FH:                 

Yeah, I think those ways of working are very much tied to patriarchy.
 

MAP:              

Did you want to talk a little bit about what happened to you this summer? I had the chance to visit twice and it was amazing. There was a beautiful rapport between the people you selected to be a part of the seminary. Can you talk a little bit about what your focus was for the seminary this summer?
 

FH:                 

Yeah, this summer was a return to the beginning of the Sundown Schoolhouse. We had twelve weeks, one day a week, one hour a day, but it was less like a school and more like a retreat center or incubator. There were ten people participating and the focus of our Saturdays together was a lunch where we would have really long three- or four-hour meals with special guests who would join us and guided, focus group conversations around certain topics that our visitors would bring.   

                       

It was called the Los Angles Seminary for Embodied and Civic Arts.
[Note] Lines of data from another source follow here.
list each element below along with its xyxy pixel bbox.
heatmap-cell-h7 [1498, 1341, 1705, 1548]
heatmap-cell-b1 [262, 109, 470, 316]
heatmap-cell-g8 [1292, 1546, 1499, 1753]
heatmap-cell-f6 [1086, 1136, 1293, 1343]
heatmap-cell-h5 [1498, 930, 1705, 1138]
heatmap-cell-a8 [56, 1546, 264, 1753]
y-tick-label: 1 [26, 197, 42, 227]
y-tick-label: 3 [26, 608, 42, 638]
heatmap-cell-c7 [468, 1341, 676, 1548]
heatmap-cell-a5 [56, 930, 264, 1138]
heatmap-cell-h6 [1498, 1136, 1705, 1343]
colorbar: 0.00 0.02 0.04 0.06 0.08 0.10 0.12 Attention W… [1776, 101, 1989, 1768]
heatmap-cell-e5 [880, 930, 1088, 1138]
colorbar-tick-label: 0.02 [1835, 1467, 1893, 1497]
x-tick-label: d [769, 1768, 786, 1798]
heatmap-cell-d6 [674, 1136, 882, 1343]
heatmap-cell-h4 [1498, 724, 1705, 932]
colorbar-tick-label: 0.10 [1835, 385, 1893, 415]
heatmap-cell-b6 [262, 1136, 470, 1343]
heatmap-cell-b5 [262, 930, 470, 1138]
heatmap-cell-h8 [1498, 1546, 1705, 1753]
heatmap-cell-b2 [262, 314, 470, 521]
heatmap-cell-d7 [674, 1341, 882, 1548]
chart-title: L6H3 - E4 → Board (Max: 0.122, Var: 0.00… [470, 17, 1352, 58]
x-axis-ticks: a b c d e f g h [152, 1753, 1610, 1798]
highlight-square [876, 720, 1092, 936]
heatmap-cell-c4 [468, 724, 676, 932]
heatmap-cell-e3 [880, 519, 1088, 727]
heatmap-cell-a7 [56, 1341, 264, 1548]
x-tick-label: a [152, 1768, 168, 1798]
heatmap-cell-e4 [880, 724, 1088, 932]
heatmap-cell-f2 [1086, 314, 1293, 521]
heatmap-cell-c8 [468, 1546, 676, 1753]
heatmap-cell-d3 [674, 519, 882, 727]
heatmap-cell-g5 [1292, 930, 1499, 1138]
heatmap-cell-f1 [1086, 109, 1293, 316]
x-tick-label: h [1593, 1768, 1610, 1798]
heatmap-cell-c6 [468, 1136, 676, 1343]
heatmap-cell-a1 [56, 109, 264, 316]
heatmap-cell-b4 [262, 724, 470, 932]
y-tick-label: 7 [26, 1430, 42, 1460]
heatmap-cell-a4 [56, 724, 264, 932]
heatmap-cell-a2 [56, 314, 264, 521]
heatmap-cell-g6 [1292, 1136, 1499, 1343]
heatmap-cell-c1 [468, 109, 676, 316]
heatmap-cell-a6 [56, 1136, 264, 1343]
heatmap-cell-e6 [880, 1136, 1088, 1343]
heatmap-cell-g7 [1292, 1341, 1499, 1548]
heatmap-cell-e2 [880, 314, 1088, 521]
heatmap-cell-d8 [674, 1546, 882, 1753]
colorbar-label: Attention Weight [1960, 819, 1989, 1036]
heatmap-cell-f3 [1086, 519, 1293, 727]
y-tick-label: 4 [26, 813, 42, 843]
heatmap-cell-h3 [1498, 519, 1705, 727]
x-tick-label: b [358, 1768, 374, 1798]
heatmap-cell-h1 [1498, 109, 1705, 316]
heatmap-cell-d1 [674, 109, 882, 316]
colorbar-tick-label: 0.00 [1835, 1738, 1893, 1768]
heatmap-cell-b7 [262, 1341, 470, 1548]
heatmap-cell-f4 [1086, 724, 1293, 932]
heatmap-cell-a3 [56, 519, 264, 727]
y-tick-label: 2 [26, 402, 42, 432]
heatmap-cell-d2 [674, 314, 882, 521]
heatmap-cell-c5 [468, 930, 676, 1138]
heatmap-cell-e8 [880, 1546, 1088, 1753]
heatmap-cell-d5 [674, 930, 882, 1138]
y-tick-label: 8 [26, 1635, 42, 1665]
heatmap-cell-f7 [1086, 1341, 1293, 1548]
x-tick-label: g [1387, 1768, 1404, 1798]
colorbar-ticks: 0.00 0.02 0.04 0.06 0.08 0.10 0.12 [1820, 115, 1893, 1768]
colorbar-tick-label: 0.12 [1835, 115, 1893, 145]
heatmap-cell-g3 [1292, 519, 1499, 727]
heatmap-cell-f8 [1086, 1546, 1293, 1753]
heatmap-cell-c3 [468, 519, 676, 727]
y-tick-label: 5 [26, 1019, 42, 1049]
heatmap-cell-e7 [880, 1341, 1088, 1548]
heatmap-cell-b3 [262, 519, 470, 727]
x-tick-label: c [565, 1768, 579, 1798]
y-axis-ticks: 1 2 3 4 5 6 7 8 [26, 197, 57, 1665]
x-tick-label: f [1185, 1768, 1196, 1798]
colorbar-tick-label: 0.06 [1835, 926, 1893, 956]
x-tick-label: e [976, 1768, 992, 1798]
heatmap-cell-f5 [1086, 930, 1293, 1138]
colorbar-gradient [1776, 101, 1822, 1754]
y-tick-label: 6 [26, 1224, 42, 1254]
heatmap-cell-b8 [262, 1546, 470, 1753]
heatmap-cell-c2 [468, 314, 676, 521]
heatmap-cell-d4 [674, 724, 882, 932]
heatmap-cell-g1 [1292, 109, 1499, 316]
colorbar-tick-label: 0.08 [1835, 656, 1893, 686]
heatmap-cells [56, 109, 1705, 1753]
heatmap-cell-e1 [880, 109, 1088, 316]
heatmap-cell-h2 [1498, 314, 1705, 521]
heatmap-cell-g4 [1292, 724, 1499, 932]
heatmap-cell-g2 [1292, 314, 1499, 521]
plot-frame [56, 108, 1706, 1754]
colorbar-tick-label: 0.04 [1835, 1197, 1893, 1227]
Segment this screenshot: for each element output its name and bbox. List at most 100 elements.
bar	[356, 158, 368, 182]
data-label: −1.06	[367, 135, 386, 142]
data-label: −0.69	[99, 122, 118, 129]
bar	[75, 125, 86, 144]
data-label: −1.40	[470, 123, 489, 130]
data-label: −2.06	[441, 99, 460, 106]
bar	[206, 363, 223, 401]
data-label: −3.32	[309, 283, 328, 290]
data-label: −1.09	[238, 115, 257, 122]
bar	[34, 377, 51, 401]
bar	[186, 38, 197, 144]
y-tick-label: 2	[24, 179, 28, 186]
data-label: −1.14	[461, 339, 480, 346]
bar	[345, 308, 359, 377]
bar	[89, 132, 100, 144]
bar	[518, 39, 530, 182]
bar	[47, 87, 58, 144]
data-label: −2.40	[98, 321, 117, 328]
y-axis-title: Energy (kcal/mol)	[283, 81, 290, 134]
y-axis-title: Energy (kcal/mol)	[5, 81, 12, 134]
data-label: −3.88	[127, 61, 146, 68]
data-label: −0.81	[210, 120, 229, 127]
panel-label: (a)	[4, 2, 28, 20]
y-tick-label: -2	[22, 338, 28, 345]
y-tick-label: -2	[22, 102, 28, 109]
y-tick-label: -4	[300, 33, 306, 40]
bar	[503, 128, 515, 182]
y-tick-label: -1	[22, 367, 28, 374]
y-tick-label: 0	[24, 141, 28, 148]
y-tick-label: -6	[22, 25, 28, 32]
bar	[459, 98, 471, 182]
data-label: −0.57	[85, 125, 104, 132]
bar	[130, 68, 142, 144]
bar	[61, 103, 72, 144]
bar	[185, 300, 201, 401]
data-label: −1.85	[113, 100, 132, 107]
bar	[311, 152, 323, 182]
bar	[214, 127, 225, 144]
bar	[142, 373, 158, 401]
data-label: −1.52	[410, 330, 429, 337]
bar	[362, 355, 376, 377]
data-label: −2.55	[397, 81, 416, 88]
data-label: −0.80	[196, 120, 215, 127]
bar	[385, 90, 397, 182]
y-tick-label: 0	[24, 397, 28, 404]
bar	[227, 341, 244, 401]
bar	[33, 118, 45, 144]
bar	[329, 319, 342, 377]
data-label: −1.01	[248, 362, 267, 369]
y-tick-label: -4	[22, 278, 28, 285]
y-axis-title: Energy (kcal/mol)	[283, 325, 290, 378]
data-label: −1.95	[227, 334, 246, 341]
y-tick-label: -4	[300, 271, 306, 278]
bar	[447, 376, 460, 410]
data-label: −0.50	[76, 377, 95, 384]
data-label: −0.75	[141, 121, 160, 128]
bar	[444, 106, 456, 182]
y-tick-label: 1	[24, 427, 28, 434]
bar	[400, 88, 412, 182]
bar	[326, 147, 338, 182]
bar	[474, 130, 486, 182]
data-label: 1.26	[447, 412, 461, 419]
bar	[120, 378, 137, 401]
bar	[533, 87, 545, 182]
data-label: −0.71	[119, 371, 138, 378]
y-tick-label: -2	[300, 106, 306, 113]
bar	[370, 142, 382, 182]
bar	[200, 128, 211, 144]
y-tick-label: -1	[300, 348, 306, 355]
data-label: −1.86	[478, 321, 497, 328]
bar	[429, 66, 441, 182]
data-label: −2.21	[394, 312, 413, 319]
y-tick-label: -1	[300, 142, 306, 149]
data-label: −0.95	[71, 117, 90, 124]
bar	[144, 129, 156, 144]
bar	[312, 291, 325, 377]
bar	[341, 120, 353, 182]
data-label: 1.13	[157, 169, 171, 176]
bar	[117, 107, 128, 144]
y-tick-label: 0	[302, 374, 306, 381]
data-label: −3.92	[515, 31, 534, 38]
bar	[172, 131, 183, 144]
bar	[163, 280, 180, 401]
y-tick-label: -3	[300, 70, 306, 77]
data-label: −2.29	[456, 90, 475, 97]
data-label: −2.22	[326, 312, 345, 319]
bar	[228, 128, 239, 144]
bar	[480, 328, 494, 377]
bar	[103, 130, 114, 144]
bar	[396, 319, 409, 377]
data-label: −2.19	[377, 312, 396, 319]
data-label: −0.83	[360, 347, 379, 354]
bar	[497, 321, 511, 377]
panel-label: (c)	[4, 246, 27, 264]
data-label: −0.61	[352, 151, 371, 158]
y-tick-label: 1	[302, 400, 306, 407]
We were thinking about this kind of extension of the body out to the city, and the private to the public, and the nature of civic space and civic projects. The assumption was that everyone participating was interested in the civic nature of cultural production. It was a great group. I truly believe that it’s almost impossible to absorb things and apply things in your work at the same time. This summer, there were a lot of conversations, a lot of connections, and a lot of dialogue, and I think that most of the interesting work to come out of this summer is yet to happen.

 

Mary Anna Pomonis is a teaching artist, curator and a writer living in Los Angeles. Her work incorporates elements of social practice, performance and painting. She is currently teaching in the program of Visual Studies at CSUSB, The Teaching Artists Institute at Cal Arts and Herbert Hoover High School. Her latest curatorial project, "Rosette" opened at Charlie James Gallery in January of 2016.

 

Fritz Haeg's work has included animal architecture, crocheted rugs, domestic gatherings, edible gardens, educational environments, preserved foods, public dances, sculptural knitwear, temporary encampments, urban parades, wild landscapes, and occasionally buildings for people.